4. Im Garten helfen. Wie entspannend.

5. Fernsehen. Wenn jemand strafend guckt, behauptet, das man den Film extra auf Englisch guckt.

Fürs erste sollte das reiche. Ab morgen darf ich dann legal den Verkehr unsicher machen. Hoffentlich.




Sonntag, 16. September 2007

Vorfreude.

Oder warum Zug fahren besser ist, als Auto fahren.

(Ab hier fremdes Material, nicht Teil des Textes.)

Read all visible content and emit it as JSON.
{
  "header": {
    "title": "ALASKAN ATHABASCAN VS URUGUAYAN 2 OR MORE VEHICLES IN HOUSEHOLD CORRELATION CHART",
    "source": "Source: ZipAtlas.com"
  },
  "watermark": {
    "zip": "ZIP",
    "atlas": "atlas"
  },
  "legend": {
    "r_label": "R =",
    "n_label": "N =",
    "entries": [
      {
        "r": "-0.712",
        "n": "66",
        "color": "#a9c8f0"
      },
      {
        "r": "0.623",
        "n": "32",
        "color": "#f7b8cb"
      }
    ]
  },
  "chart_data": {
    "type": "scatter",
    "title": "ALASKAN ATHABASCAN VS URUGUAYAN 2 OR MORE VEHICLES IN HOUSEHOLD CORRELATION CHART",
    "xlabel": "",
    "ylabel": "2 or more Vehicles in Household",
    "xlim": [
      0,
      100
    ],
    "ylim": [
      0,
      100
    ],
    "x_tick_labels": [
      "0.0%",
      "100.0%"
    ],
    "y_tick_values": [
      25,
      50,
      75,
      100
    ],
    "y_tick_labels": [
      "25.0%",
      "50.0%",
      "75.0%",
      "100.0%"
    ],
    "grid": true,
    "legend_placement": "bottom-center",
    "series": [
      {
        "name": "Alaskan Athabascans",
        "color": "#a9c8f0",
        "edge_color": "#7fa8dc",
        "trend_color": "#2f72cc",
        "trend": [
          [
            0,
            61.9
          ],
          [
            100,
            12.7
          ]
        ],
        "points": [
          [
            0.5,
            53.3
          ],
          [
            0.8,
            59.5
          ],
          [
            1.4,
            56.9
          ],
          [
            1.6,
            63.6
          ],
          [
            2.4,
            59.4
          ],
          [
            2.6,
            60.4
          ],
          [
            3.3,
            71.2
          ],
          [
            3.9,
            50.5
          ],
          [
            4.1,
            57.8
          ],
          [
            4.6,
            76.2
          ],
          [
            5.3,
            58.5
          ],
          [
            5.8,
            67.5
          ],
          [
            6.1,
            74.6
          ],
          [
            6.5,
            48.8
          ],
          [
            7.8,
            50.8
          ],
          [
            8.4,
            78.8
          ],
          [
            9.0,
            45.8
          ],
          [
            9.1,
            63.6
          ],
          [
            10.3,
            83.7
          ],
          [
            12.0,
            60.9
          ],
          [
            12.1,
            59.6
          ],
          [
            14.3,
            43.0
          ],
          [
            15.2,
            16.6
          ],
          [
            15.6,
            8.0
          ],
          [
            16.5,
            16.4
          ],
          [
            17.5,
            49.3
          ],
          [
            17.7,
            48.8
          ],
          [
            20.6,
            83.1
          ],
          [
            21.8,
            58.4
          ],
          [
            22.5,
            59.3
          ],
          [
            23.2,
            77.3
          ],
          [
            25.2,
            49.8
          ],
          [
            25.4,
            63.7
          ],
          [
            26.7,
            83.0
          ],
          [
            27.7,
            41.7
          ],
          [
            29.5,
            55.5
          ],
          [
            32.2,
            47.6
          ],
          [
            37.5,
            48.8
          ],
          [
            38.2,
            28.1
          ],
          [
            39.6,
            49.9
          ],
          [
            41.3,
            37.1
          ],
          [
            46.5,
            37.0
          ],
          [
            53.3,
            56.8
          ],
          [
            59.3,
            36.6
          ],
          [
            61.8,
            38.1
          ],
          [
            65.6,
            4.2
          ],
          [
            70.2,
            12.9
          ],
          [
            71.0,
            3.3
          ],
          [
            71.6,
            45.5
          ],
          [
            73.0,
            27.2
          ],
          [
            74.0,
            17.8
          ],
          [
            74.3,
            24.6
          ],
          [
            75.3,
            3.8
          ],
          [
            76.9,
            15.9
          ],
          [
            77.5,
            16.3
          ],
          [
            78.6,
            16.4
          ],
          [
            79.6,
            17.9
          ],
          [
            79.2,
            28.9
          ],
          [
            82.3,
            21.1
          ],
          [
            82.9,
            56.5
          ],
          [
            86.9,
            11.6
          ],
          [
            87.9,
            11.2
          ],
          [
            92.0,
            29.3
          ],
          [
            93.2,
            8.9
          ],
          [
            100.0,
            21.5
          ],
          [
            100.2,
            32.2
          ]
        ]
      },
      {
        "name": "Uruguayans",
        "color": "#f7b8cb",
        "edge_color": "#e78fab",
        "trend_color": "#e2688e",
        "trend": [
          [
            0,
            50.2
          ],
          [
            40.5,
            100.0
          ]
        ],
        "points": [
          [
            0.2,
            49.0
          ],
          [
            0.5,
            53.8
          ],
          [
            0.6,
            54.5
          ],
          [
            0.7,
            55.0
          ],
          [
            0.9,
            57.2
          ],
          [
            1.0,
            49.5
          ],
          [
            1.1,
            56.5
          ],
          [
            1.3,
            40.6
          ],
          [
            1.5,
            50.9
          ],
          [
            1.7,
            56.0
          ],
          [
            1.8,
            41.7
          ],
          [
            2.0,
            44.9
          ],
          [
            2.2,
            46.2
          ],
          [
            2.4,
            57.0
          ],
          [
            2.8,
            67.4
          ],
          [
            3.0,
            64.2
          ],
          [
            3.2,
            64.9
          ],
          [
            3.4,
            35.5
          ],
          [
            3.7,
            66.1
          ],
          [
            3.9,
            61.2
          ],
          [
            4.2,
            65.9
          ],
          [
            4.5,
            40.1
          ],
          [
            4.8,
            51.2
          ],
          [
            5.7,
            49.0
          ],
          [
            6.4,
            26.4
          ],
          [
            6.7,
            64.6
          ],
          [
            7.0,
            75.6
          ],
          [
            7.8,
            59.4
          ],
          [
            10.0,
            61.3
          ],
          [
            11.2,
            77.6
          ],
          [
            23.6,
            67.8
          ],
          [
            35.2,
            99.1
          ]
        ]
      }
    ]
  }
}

http://www.nils-heinrich.de/go_01.htm

Gute Aussichten. Aussichten auf einermaßen erholsame Ferienwochen. Mit Besuch bekommen, besuchen, suchen, wiederfinden, verlieren und so weiter und der gleichen.
Hauptsache Gedanken an Schulische Dinge (LK Klausuren. 4 ganze Stunden. Folter) vermeiden.
Bald gibt es ein neues Album des Lieblingsgitarrenspielers. Devendra Banhart
.
Derhalben halt die Vorfreunde.







Ansonsten hoff ich inständig das bei meinem selbstchaotisierten "Fotoshooting" (40-Jahre Schule, 40-Jahre Anziehsachen. Oder so.) irgendwie alles hinhaut. Ich glaub keiner will die 80-er machen.
Ich hab ja auch was gegen Lederöcke plus Lederjacken und Glitzerblusen.
Geb ich ja zu.




Dienstag, 11. September 2007

Es kommt, wie es kommen muss.

Irrtum im Handball Tor.
Irrtümlich zum Sportunterricht verirrt, irrtümlich nicht aufgepasst und irrtümlicherweise eine Watsch der besonders schmerzhaften Art.
Und dann zuhause der Kommentar: Du musst mehr Sport machen, dann wirst du auch besser!
Wa. Das hat nichts mit besser zu tun. Das hat was mit Selbstmordtendenz zu tun.
Definitiv. Nein.

Einzige Sportart die ich in den kommenden Monaten ausüben werde: Zehenwackeln.

Montag, 27. August 2007

downfall.

Damit fing das alles an.
Heute wurde die erste groß(artig)e Niederlage in Sachen Praktikum erungen. "Ja, deine Bewerbung ist toll aber leider haben wir für den Zeitraum schon jemanden."
Und das bei beiden Lokalblättern.
Saublöde wirklich. Ich könnte mich schwarzärgern über mein lahmes Bewerbungen schreiben.
Naja, freie Mitarbeitsjobs scheinen noch in Aussicht zu sein. Und bei den einen
auch ein Praktikum in den Herbstferien.
Ich hoffe doch sehr das das dann klappt.
Jetzt geh ich ins Bad, mir das schwarze Zeug vom Gesicht kratzen.